Tiktok will Trumps Verbot gerichtlich stoppen

Epoch Times19. September 2020 Aktualisiert: 20. September 2020 8:10
Tiktok will ihre von US-Präsident Trump verfügte Löschung aus App-Stores gerichtlich stoppen lassen. Gemeinsam mit dem Mutterkonzern Bytedance legte Tiktok Beschwerde bei einem Gericht in Washington ein.

Die chinesische Videoplattform Tiktok will ihre von US-Präsident Donald Trump verfügte Löschung aus App-Stores gerichtlich stoppen lassen. Trumps Entscheidung, dass Nutzer in den USA sich Tiktok ab Sonntag nicht mehr herunterladen dürften, sei aus „politischen Gründen“ getroffen worden und nicht wegen einer wirklichen Bedrohung der nationalen Sicherheit, hieß es in einer Beschwerde, die Tiktok und sein chinesischer Mutterkonzern Bytedance am Freitagabend (Ortszeit) bei einem Gericht in Washington einreichten.

Trumps Vorgehen verstoße gegen das in der US-Verfassung verbriefte Recht auf Meinungsfreiheit, argumentieren die Beschwerdführer. Auch der Grundsatz auf gerechte Verfahren werde verletzt. Wenn das Verbot, sich Tiktok herunterzuladen, tatsächlich in Kraft trete, würde dies die geschäftlichen Aktivitäten von Tiktok in den USA „unumkehrbar“ zunichte machen, legten Tiktok und Bytedance dar.

Herunterladen von Tiktok und Wechat wird gesperrt

Die US-Regierung hatte am Freitag angekündigt, ab Sonntag das Herunterladen von Tiktok sowie der bei chinesischsprachigen Nutzern beliebten Messenger-App Wechat über die App-Marktplätze von Google und Apple zu sperren. Das Handelsministerium in Washington begründete die Entscheidung mit Gefahren für die nationale Sicherheit.

Trump verdächtigt Tiktok der Spionage für die Kommunistische Partei Chinas. Was bei vielen chinesischen Unternehmen tatsächlich zutrifft, da Peking von den in Chinas ansässigen Firmen verlangt, von der Partei geforderte Informationen preiszugeben. Bytedance bestreitet für die KP Chinas zu spionieren.

Für die mehr als hundert Millionen Tiktok-Nutzer in den USA, die die App bereits installiert haben, bedeutet der Bann, dass sie von Sonntag an keine Updates mehr herunterladen können. Die App selbst sollen sie aber noch bis zum 12. November nutzen können. Für Wechat gilt bereits ab Sonntag ein Verbot.

Die Schonfrist für Tiktok soll einen Verkauf der App an ein US-Unternehmen ermöglichen.
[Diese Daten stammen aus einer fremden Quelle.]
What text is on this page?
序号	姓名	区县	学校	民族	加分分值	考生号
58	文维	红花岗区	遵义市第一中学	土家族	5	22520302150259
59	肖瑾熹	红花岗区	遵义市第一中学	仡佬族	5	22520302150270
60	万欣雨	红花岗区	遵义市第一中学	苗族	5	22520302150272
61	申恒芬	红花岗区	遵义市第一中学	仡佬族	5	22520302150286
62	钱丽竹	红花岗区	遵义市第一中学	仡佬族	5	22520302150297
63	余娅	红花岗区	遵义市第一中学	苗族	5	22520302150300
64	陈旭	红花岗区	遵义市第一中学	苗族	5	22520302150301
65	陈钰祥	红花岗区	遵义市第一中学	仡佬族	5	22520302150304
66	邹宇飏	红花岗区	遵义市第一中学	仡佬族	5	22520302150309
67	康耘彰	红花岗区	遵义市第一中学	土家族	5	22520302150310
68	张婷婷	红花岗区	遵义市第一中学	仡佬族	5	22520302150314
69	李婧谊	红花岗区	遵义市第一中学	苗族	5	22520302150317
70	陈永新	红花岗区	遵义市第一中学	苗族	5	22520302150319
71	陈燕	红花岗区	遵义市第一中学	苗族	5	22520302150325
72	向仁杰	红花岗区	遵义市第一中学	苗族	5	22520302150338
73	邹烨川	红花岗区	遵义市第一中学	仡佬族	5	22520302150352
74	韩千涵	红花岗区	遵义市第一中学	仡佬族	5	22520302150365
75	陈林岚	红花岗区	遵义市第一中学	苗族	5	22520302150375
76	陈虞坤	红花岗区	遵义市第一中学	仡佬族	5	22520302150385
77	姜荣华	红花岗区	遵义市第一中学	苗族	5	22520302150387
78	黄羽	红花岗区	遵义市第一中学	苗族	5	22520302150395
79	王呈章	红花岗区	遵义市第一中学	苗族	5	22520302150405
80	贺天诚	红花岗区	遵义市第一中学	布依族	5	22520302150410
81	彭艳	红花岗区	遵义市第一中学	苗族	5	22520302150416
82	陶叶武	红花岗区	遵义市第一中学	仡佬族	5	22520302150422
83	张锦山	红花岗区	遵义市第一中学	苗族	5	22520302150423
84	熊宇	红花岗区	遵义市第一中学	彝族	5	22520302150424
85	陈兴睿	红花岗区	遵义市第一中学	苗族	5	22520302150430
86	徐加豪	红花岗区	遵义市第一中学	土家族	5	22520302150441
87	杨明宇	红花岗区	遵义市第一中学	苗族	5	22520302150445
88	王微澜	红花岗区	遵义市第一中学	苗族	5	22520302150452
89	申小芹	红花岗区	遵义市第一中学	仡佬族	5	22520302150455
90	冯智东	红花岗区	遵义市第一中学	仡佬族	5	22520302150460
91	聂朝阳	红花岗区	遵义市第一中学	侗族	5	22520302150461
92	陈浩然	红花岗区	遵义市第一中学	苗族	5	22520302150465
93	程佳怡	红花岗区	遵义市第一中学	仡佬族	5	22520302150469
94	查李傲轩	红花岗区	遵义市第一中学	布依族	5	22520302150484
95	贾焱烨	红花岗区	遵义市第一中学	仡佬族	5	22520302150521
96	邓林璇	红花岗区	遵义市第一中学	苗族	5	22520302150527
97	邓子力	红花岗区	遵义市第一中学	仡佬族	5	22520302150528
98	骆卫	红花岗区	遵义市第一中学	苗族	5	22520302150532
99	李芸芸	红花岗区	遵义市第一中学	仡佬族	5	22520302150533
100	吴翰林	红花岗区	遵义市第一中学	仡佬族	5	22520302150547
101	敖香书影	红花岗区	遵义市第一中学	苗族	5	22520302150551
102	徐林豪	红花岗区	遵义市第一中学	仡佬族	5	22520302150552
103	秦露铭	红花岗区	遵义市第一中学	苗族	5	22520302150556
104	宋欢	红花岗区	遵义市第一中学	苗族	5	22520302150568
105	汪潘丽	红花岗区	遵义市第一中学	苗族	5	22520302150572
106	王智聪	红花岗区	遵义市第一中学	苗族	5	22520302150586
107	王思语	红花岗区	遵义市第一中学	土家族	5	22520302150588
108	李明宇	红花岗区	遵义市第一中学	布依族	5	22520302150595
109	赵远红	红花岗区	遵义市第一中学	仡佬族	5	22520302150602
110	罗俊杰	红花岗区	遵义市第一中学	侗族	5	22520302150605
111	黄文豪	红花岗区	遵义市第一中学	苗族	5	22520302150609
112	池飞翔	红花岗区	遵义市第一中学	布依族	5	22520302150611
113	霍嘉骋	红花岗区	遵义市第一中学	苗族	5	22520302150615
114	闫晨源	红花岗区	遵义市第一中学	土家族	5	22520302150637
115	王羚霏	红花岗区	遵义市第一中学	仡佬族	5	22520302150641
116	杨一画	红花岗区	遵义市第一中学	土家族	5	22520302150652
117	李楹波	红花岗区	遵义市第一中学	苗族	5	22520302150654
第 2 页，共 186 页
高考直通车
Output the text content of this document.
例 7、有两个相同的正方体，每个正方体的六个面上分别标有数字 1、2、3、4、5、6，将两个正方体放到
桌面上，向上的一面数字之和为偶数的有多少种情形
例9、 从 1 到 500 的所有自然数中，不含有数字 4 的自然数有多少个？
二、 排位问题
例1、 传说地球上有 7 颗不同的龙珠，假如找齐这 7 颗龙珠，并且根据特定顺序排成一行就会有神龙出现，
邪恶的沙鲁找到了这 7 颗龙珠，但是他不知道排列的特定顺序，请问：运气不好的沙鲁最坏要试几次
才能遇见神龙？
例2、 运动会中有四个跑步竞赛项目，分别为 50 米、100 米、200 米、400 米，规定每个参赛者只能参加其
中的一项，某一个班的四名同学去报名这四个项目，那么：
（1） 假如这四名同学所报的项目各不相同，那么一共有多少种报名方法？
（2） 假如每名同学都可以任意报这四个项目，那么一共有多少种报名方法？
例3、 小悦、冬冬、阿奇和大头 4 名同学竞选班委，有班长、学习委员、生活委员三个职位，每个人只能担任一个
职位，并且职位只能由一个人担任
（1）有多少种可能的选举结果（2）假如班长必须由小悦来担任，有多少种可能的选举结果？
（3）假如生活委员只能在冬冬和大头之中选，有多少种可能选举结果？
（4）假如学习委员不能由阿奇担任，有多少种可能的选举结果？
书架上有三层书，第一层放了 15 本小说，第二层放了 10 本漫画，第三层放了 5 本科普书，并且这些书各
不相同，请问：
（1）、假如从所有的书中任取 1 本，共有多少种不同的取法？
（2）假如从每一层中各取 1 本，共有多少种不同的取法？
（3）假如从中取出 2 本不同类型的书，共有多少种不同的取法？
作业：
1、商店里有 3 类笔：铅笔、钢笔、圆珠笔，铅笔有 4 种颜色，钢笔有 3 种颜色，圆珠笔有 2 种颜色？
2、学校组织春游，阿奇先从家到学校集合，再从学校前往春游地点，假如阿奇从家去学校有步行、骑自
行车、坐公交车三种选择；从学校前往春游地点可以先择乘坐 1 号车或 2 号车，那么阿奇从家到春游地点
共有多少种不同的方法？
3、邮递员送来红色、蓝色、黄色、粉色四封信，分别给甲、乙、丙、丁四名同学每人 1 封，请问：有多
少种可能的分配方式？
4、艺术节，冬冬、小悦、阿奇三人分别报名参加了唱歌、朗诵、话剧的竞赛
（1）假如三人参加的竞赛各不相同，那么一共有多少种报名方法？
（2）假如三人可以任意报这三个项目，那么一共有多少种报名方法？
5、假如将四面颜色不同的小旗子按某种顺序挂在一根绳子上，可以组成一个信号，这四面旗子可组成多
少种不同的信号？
Entsprechende Verhandlungen mit dem US-Technologieriesen Microsoft hatten zunächst nicht zu einem Ergebnis geführt. Zuletzt galt der Softwarekonzern Oracle als möglicher Käufer.

Peking beschwerte sich über das Vorgehen der US-Regierung gegen Tiktok und drohte mit Gegenmaßnahmen. Am Samstag setzte die KP Chinas einen Mechanismus für Strafmaßnahmen gegen ausländische Unternehmen in Kraft, sollten diese die „nationale Sicherheit“ der Volksrepublik bedrohen. Der Schritt zielt nach Ansicht von Beobachtern klar auf US-Unternehmen ab. (afp/so)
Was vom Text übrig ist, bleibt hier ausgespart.